Biden's demand comes just one week before TikTok CEO Shou Zi Chew is scheduled to testify before the House Energy and Commerce Committee. The Wall Street Journal confirmed that Chew is already in the US and is working with "experienced Washington advisers" to help him defend TikTok against its harshest critics in Congress next Thursday.

Chew told The Journal that forcing a sale does not address national security concerns any better than the deal that TikTok had already worked out with the CFIUS. Under the deal that Biden seems to be shrugging off now, TikTok has already invested billions in moving its US users' data to US servers and hiring independent monitors to ensure that Americans' TikTok feeds can't be manipulated and that their data can't be accessed by China authorities.

"I do welcome feedback on what other risk we are talking about that is not addressed by this," Chew said. "So far, I haven't heard anything that cannot actually be solved by this."

TikTok seems unwilling to cave to Biden's demand. Chew told the WSJ that TikTok-maker ByteDance has recently considered an initial public offering of TikTok that would reduce China-based ownership but that executives have already decided that "it isn't the right time" to go that route. For now, it looks like the founders will be keeping their 20 percent ownership stake, including the "super shares" that "give them outsize voting rights" over global investors who own 60 percent of shares and employees who own the other 20 percent.

TikTok maintains that US fears over China accessing American user data are unfounded, and China agrees. After TikTok made Biden's demand public, a Chinese Foreign Ministry spokesman, Wang Wenbin, suggested at a news conference that the US was trying to limit the success of foreign companies by spreading misinformation about national security concerns that China says don't exist.

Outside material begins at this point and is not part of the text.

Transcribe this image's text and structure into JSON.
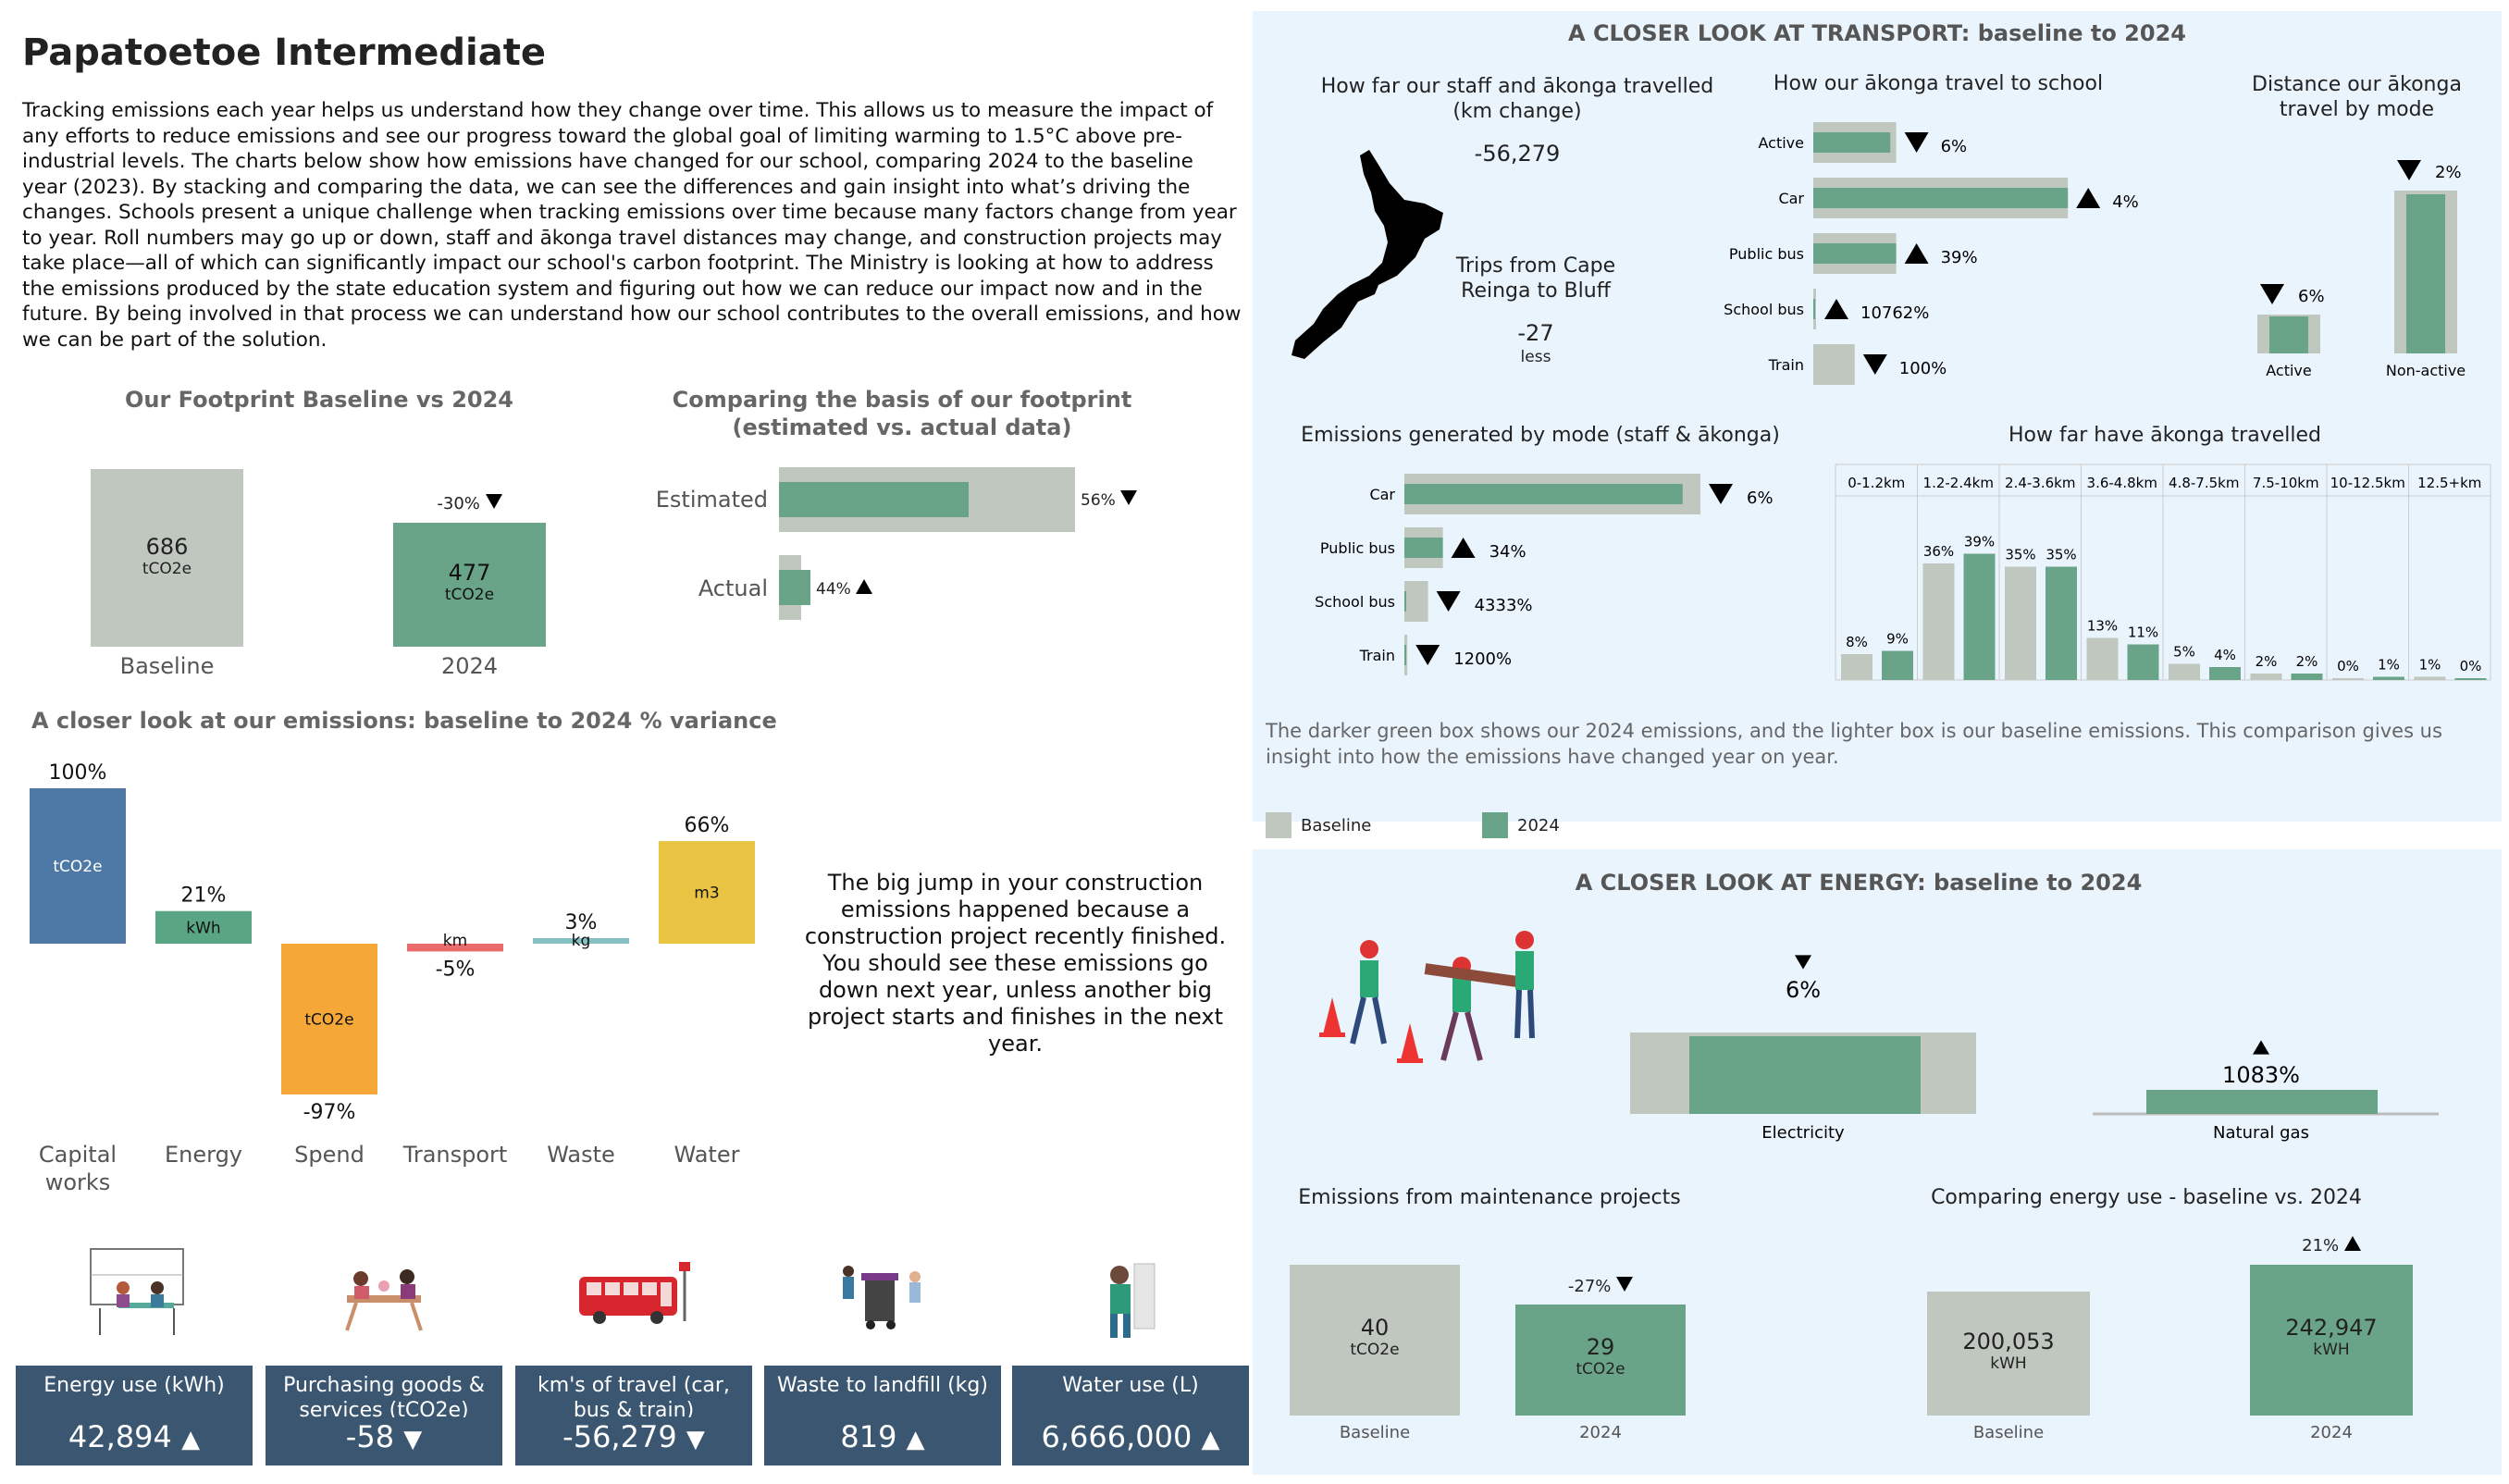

"The US hasn't been able to prove with evidence that TikTok threatens US national security," Wenbin said.

Yesterday, TikTok said that "the best way to address concerns about national security is with the transparent, US-based protection of US user data and systems, with robust third-party monitoring, vetting, and verification," Reuters reported.

The White House declined to comment on Reuters' report and has yet to respond to TikTok or China's concerns about the Biden administration's demand. But earlier this month, it seemed clear that Biden was stepping back from the table with TikTok when he provided input on a bipartisan bill that could make a TikTok ban--which courts previously blocked under the Trump administration--easier to defend in court.

Rather than targeting TikTok specifically, as a more divisive bill Congress is currently weighing would, the "Restricting the Emergence of Security Threats that Risk Information and Communications Technology (RESTRICT) Act" would grant US Commerce Secretary Gina Raimondo the power to ban TikTok or any other technology developed by a foreign adversary on personal devices if it was necessary to protect national security.

TikTok is still holding out hope that an alternative to divestment or a ban can be found, and Chew will have a chance to make that case before Congress next week.

"If protecting national security is the objective, divestment doesn't solve the problem; a change in ownership would not impose any new restrictions on data flows or access," TikTok spokesperson Brooke Oberwetter said in a statement.

Sen. Mark Warner (D-Va.) told Reuters that the time has come for Biden to make clear what exactly Americans have to risk if TikTok remains under China-based ByteDance's ownership and isn't banned. "It's going to be incumbent on the government to show its cards in terms of how this is a threat," Warner told Reuters.